[tahoe-dev] Questions

Brian Warner warner at lothar.com
Wed May 12 11:33:27 PDT 2010


On 5/12/10 9:44 AM, Jason Wood wrote:
> Hi,

Welcome!

> Suppose I have a file of 100GB and 2 storage nodes each with 75GB
> available, will I be able to store the file or does it have to fit
> within the realms of a single node?

I think tahoe does what you want here. What matters is the size of the
shares that Tahoe generates, not the size of the original file, and you
have control over those shares.

The ability to store the file will depend upon how you set the encoding
parameters: you get to choose the tradeoff between expansion (how much
space gets used) and reliability. The default settings are "3-of-10"
(very conservative), which means the file is encoded into 10 shares, and
any 3 will be sufficient to reconstruct it. That means each share will
be 1/3rd the size of the original file (plus a small overhead, less than
0.5% for large files). For your 100GB file, that means 10 shares, each
of which is 33GB in size, which would not fit (it could get two shares
on each server, but it couldn't place all ten, so it would return an error).

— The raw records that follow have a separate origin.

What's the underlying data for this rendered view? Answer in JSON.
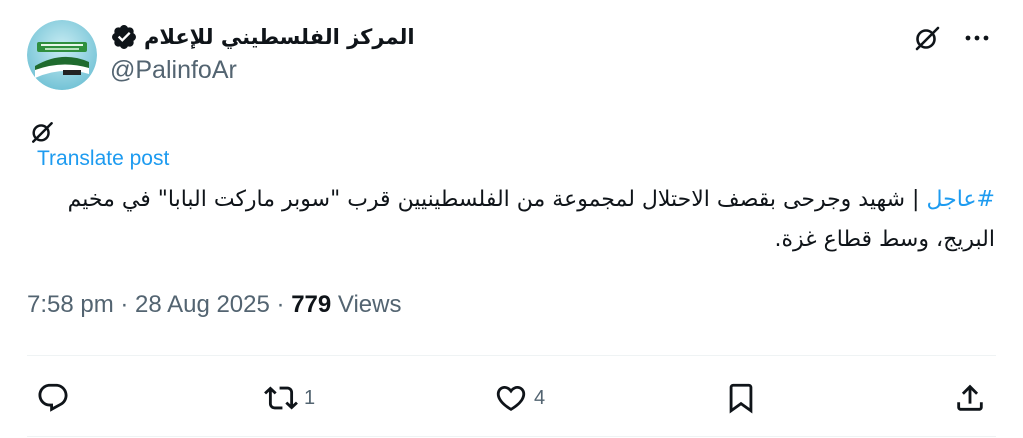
{
  "author": {
    "display_name": "المركز الفلسطيني للإعلام",
    "handle": "@PalinfoAr",
    "verified": true
  },
  "tweet": {
    "hashtag": "#عاجل",
    "text": " | شهيد وجرحى بقصف الاحتلال لمجموعة من الفلسطينيين قرب \"سوبر ماركت البابا\" في مخيم البريج، وسط قطاع غزة.",
    "translate_label": "Translate post",
    "time": "7:58 pm",
    "separator": " · ",
    "date": "28 Aug 2025",
    "views_count": "779",
    "views_label": " Views"
  },
  "actions": {
    "replies": "",
    "reposts": "1",
    "likes": "4"
  },
  "icons": {
    "top_right": [
      "grok-icon",
      "more-icon"
    ],
    "action_bar": [
      "reply-icon",
      "repost-icon",
      "like-icon",
      "bookmark-icon",
      "share-icon"
    ]
  },
  "colors": {
    "link": "#1d9bf0",
    "text": "#0f1419",
    "secondary": "#536471",
    "divider": "#eff3f4"
  }
}
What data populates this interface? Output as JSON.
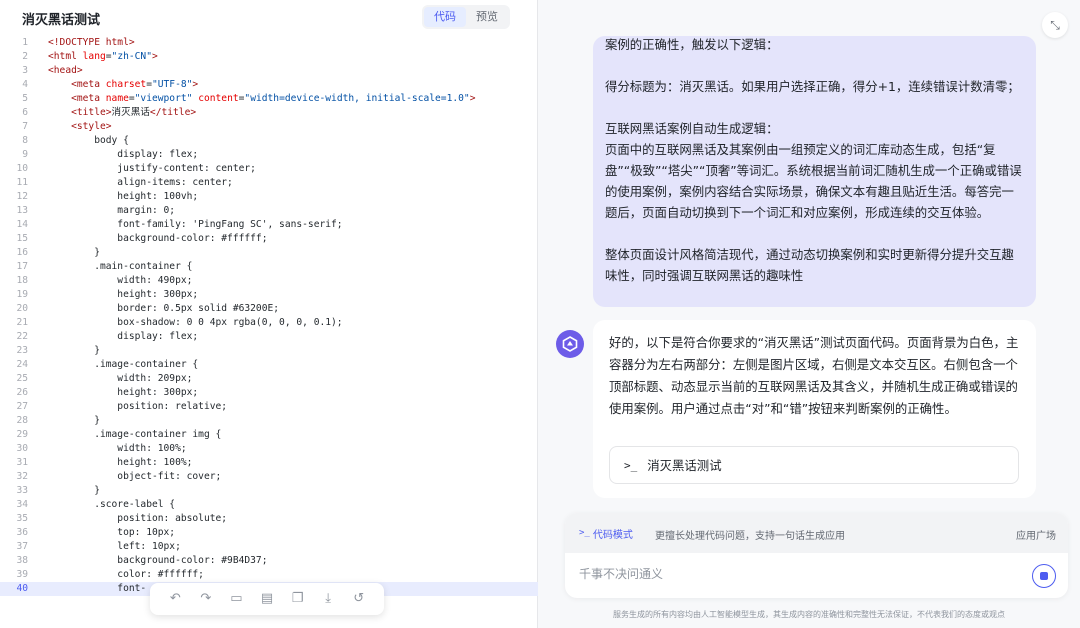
{
  "left_panel": {
    "title": "消灭黑话测试",
    "tabs": [
      {
        "label": "代码",
        "active": true
      },
      {
        "label": "预览",
        "active": false
      }
    ],
    "active_line": 40,
    "code_lines": [
      {
        "n": "1",
        "parts": [
          {
            "c": "t",
            "x": "<!DOCTYPE html>"
          }
        ]
      },
      {
        "n": "2",
        "parts": [
          {
            "c": "t",
            "x": "<html "
          },
          {
            "c": "a",
            "x": "lang"
          },
          {
            "c": "p",
            "x": "="
          },
          {
            "c": "v",
            "x": "\"zh-CN\""
          },
          {
            "c": "t",
            "x": ">"
          }
        ]
      },
      {
        "n": "3",
        "parts": [
          {
            "c": "t",
            "x": "<head>"
          }
        ]
      },
      {
        "n": "4",
        "parts": [
          {
            "c": "p",
            "x": "    "
          },
          {
            "c": "t",
            "x": "<meta "
          },
          {
            "c": "a",
            "x": "charset"
          },
          {
            "c": "p",
            "x": "="
          },
          {
            "c": "v",
            "x": "\"UTF-8\""
          },
          {
            "c": "t",
            "x": ">"
          }
        ]
      },
      {
        "n": "5",
        "parts": [
          {
            "c": "p",
            "x": "    "
          },
          {
            "c": "t",
            "x": "<meta "
          },
          {
            "c": "a",
            "x": "name"
          },
          {
            "c": "p",
            "x": "="
          },
          {
            "c": "v",
            "x": "\"viewport\""
          },
          {
            "c": "p",
            "x": " "
          },
          {
            "c": "a",
            "x": "content"
          },
          {
            "c": "p",
            "x": "="
          },
          {
            "c": "v",
            "x": "\"width=device-width, initial-scale=1.0\""
          },
          {
            "c": "t",
            "x": ">"
          }
        ]
      },
      {
        "n": "6",
        "parts": [
          {
            "c": "p",
            "x": "    "
          },
          {
            "c": "t",
            "x": "<title>"
          },
          {
            "c": "p",
            "x": "消灭黑话"
          },
          {
            "c": "t",
            "x": "</title>"
          }
        ]
      },
      {
        "n": "7",
        "parts": [
          {
            "c": "p",
            "x": "    "
          },
          {
            "c": "t",
            "x": "<style>"
          }
        ]
      },
      {
        "n": "8",
        "parts": [
          {
            "c": "p",
            "x": "        body {"
          }
        ]
      },
      {
        "n": "9",
        "parts": [
          {
            "c": "p",
            "x": "            display: flex;"
          }
        ]
      },
      {
        "n": "10",
        "parts": [
          {
            "c": "p",
            "x": "            justify-content: center;"
          }
        ]
      },
      {
        "n": "11",
        "parts": [
          {
            "c": "p",
            "x": "            align-items: center;"
          }
        ]
      },
      {
        "n": "12",
        "parts": [
          {
            "c": "p",
            "x": "            height: 100vh;"
          }
        ]
      },
      {
        "n": "13",
        "parts": [
          {
            "c": "p",
            "x": "            margin: 0;"
          }
        ]
      },
      {
        "n": "14",
        "parts": [
          {
            "c": "p",
            "x": "            font-family: 'PingFang SC', sans-serif;"
          }
        ]
      },
      {
        "n": "15",
        "parts": [
          {
            "c": "p",
            "x": "            background-color: #ffffff;"
          }
        ]
      },
      {
        "n": "16",
        "parts": [
          {
            "c": "p",
            "x": "        }"
          }
        ]
      },
      {
        "n": "17",
        "parts": [
          {
            "c": "p",
            "x": "        .main-container {"
          }
        ]
      },
      {
        "n": "18",
        "parts": [
          {
            "c": "p",
            "x": "            width: 490px;"
          }
        ]
      },
      {
        "n": "19",
        "parts": [
          {
            "c": "p",
            "x": "            height: 300px;"
          }
        ]
      },
      {
        "n": "20",
        "parts": [
          {
            "c": "p",
            "x": "            border: 0.5px solid #63200E;"
          }
        ]
      },
      {
        "n": "21",
        "parts": [
          {
            "c": "p",
            "x": "            box-shadow: 0 0 4px rgba(0, 0, 0, 0.1);"
          }
        ]
      },
      {
        "n": "22",
        "parts": [
          {
            "c": "p",
            "x": "            display: flex;"
          }
        ]
      },
      {
        "n": "23",
        "parts": [
          {
            "c": "p",
            "x": "        }"
          }
        ]
      },
      {
        "n": "24",
        "parts": [
          {
            "c": "p",
            "x": "        .image-container {"
          }
        ]
      },
      {
        "n": "25",
        "parts": [
          {
            "c": "p",
            "x": "            width: 209px;"
          }
        ]
      },
      {
        "n": "26",
        "parts": [
          {
            "c": "p",
            "x": "            height: 300px;"
          }
        ]
      },
      {
        "n": "27",
        "parts": [
          {
            "c": "p",
            "x": "            position: relative;"
          }
        ]
      },
      {
        "n": "28",
        "parts": [
          {
            "c": "p",
            "x": "        }"
          }
        ]
      },
      {
        "n": "29",
        "parts": [
          {
            "c": "p",
            "x": "        .image-container img {"
          }
        ]
      },
      {
        "n": "30",
        "parts": [
          {
            "c": "p",
            "x": "            width: 100%;"
          }
        ]
      },
      {
        "n": "31",
        "parts": [
          {
            "c": "p",
            "x": "            height: 100%;"
          }
        ]
      },
      {
        "n": "32",
        "parts": [
          {
            "c": "p",
            "x": "            object-fit: cover;"
          }
        ]
      },
      {
        "n": "33",
        "parts": [
          {
            "c": "p",
            "x": "        }"
          }
        ]
      },
      {
        "n": "34",
        "parts": [
          {
            "c": "p",
            "x": "        .score-label {"
          }
        ]
      },
      {
        "n": "35",
        "parts": [
          {
            "c": "p",
            "x": "            position: absolute;"
          }
        ]
      },
      {
        "n": "36",
        "parts": [
          {
            "c": "p",
            "x": "            top: 10px;"
          }
        ]
      },
      {
        "n": "37",
        "parts": [
          {
            "c": "p",
            "x": "            left: 10px;"
          }
        ]
      },
      {
        "n": "38",
        "parts": [
          {
            "c": "p",
            "x": "            background-color: #9B4D37;"
          }
        ]
      },
      {
        "n": "39",
        "parts": [
          {
            "c": "p",
            "x": "            color: #ffffff;"
          }
        ]
      },
      {
        "n": "40",
        "parts": [
          {
            "c": "p",
            "x": "            font-"
          }
        ]
      }
    ],
    "toolbar_icons": [
      "undo-icon",
      "redo-icon",
      "comment-icon",
      "document-icon",
      "copy-icon",
      "download-icon",
      "history-icon"
    ]
  },
  "chat": {
    "user_message": {
      "first_line": "案例的正确性，触发以下逻辑：",
      "paragraphs": [
        "得分标题为：消灭黑话。如果用户选择正确，得分+1，连续错误计数清零；",
        "互联网黑话案例自动生成逻辑：\n页面中的互联网黑话及其案例由一组预定义的词汇库动态生成，包括“复盘”“极致”“塔尖”“顶奢”等词汇。系统根据当前词汇随机生成一个正确或错误的使用案例，案例内容结合实际场景，确保文本有趣且贴近生活。每答完一题后，页面自动切换到下一个词汇和对应案例，形成连续的交互体验。",
        "整体页面设计风格简洁现代，通过动态切换案例和实时更新得分提升交互趣味性，同时强调互联网黑话的趣味性"
      ]
    },
    "assistant_message": {
      "text": "好的，以下是符合你要求的“消灭黑话”测试页面代码。页面背景为白色，主容器分为左右两部分：左侧是图片区域，右侧是文本交互区。右侧包含一个顶部标题、动态显示当前的互联网黑话及其含义，并随机生成正确或错误的使用案例。用户通过点击“对”和“错”按钮来判断案例的正确性。",
      "code_card_icon": ">_",
      "code_card_label": "消灭黑话测试"
    }
  },
  "input": {
    "mode_icon": ">_",
    "mode_label": "代码模式",
    "mode_description": "更擅长处理代码问题，支持一句话生成应用",
    "app_store_label": "应用广场",
    "placeholder": "千事不决问通义"
  },
  "footer": {
    "disclaimer": "服务生成的所有内容均由人工智能模型生成，其生成内容的准确性和完整性无法保证，不代表我们的态度或观点"
  },
  "colors": {
    "accent": "#4d5cf0",
    "user_bubble": "#e4e4fb",
    "bot_avatar": "#6d5ce8"
  }
}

But you could set the encoding to 2-of-2, which would give you two 50GB
shares, and it would happily put one share on each server. That would
store the file, but it wouldn't give you any redundancy: a failure of
either server would prevent you from recovering the file.

You could also set the encoding to 4-of-6, which would generate six 25GB
shares, and put three on each server. This would still be vulnerable to
either server being down (since neither server has enough shares to give
you the whole file by itself), but would become tolerant to errors in an
individual share (if only one share file were damaged, there are still
five other shares, and we only need four). A lot of disk errors affect
only a single file, so there's some benefit to this even if you're still
vulnerable to a full disk/server failure.

So, you can set the encoding parameters (in the "tahoe.cfg" file) to
whatever you like, to meet your goals.

> Do I need to shutdown all clients/servers to add a storage node?

Nope. You can add or remove clients or servers anytime you like. The
central "Introducer" is responsible for telling clients and servers
about each other, and it acts as a simple publish-subscribe hub, so
everything is very dynamic. Clients re-evaluate the list of available
servers each time they do an upload.

This is great for long-term servers, but can be a bit surprising in the
short-term: if you've just started your client and upload a file before
it has a chance to connect to all of the servers, your file may be
stored on a small subset of the servers, with less reliability than you
wanted. We're still working on a good way to prevent this while still
retaining the dynamic server discovery properties (probably in the form
of a client-side configuration statement that lists all the servers that
you expect to connect to, so it can refuse to do an upload until it's
connected to at least those). A list like that might require a client
restart when you wanted to add to this "required" list, but we could
implement such a feature without a restart requirement too.

> Finally, I see I can link files on the cluster (very useful!), does this
> make an actual link or copy the data? Does the target file have to
> reside on the same storage node as the source file? I think I know the
> answer to this but just want to clarify.

It's just a link. From the point of view of the directories, each file
just lives "in the cloud", and is not associated with any particular
storage nodes: each file has a "filecap" string, and directories are
just lists of filecaps.

Each file has shares on a set of storage nodes (a different set for each
file). Directories are just special kinds of files, so directories also
have shares on a set of storage nodes. The storage nodes used for a
directory are unrelated to the ones used for the files therein.

"Copying" an immutable file from one directory to another just creates a
second link to that file. In fact, "uploading a file to a directory"
actually has two steps: first the file is uploaded into the grid and
returns a filecap, second the directory is modified (by adding the new
filecap to its list). So copying from one directory to another just does
the second step (modifies the target directory), and the original file
isn't touched.

Of course, copying a *mutable* file is different, because the copy must
be a new object (changing the copy should not cause the original to
change). In that case, the data itself must be copied. We don't yet
support efficient large mutable files, and Tahoe uses immutable files by
default, so in practice you don't tend to run into this very much.


Hope that helps! Let us know how it goes!